1 The mechanisms underlying the vasodilator response to urocortin are incompletely understood. The present study was designed to examine the role of endothelial nitric oxide and Ba2+-sensitive K+ channels in the endothelium-dependent component of urocortin-induced relaxation in the rat left anterior descending coronary artery. 2 Urocortin induced both endothelium-dependent and -independent relaxation with respective pD(2) of 8.64 +/- 0.03 and 7.90 +/- 0.10. Removal of endothelium reduced the relaxing potency of urocortin.
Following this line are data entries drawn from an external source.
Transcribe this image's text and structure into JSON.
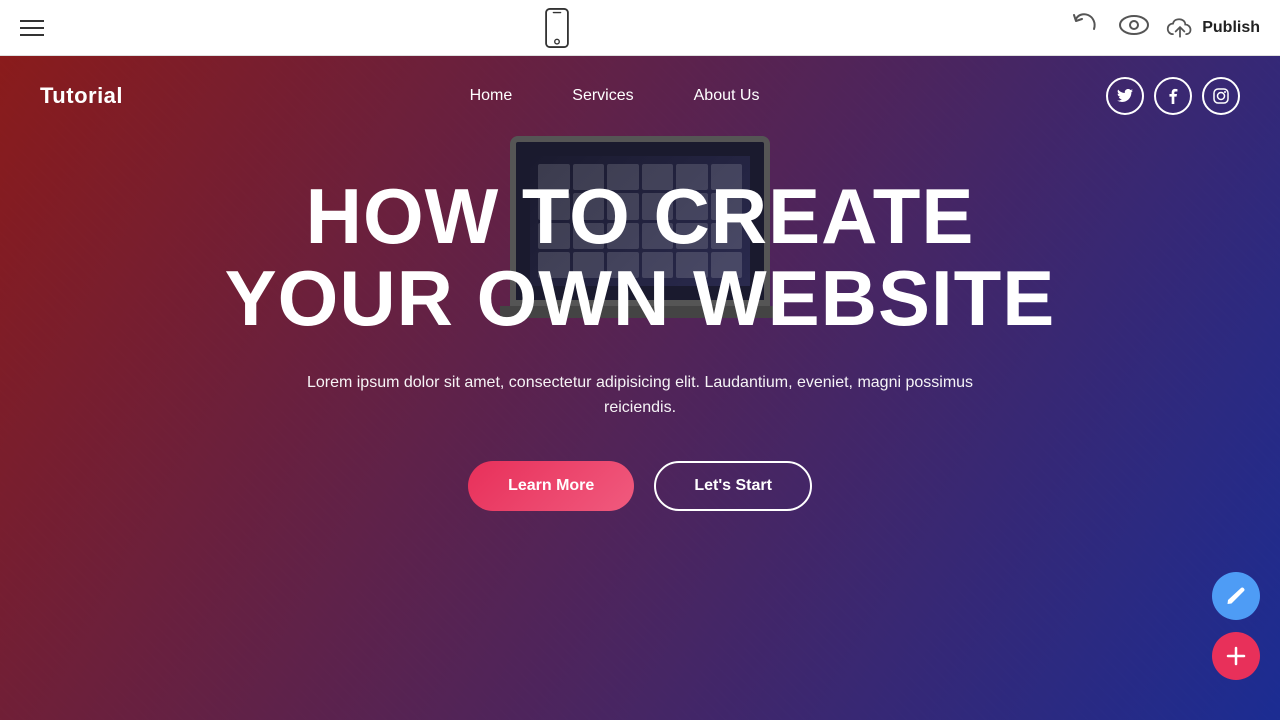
{
  "toolbar": {
    "publish_label": "Publish"
  },
  "site": {
    "logo": "Tutorial",
    "nav": {
      "links": [
        {
          "label": "Home"
        },
        {
          "label": "Services"
        },
        {
          "label": "About Us"
        }
      ]
    },
    "social": {
      "twitter": "T",
      "facebook": "f",
      "instagram": "in"
    },
    "hero": {
      "title_line1": "HOW TO CREATE",
      "title_line2": "YOUR OWN WEBSITE",
      "subtitle": "Lorem ipsum dolor sit amet, consectetur adipisicing elit. Laudantium, eveniet, magni possimus reiciendis.",
      "btn_learn_more": "Learn More",
      "btn_lets_start": "Let's Start"
    }
  }
}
In rings pretreated with 10-4 m N-G-nitro-L-arginine methyl ester, 10(-5) m methylene blue or 10(-5) m ODQ, the urocortin-induced relaxation was similar to that observed in endothelium-denuded rings. L-Arginine (5 x 10(-4) m) antagonized the effect of N-G-nitro-L-arginine methyl ester. 3 The relaxant response to urocortin was reduced in endothelium-intact rings preconstricted by 3.5 x 10(-2) m K (+) and abolished when extracellular K (+) was raised to 5 x 10(-2) m. Pretreatment with 10-4 M BaCl2 significantly inhibited urocortin-induced relaxation. Combined treatment with 10(-4) M BaCl2 Plus 10(-4) m N-G-nitro-L-arginine methyl ester did not cause further inhibition. In urocortin (10(-8) m)-relaxed rings, BaCl2 induced concentration-dependent reversal in vessel tone. Tertiapin-Q (10(-6) M) also attenuated urocortin-induced relaxation. In contrast, BaCl2 did not alter urocortin-induced relaxation in endothelium-denuded rings. 4 In endothelium-denuded rings, hydroxylamine- and nitroprusside-induced relaxation was inhibited by 10(-4) m BaCl2, but not by 10(-6) m tertiapin-Q. 5 The endothelium of the coronary artery was moderately stained with the antiserum against urocortin. 6 Taken together, the present results indicate that the urocortin-induced endothelium-dependent relaxation of rat coronary arteries is likely attributable to endothelial nitric oxide and subsequent activation of Ba2+- or tertiapin-Q-sensitive K+ channels. The urocortin-induced endothelium-dependent relaxation appears to be mediated by cyclic GMP-dependent mechanisms.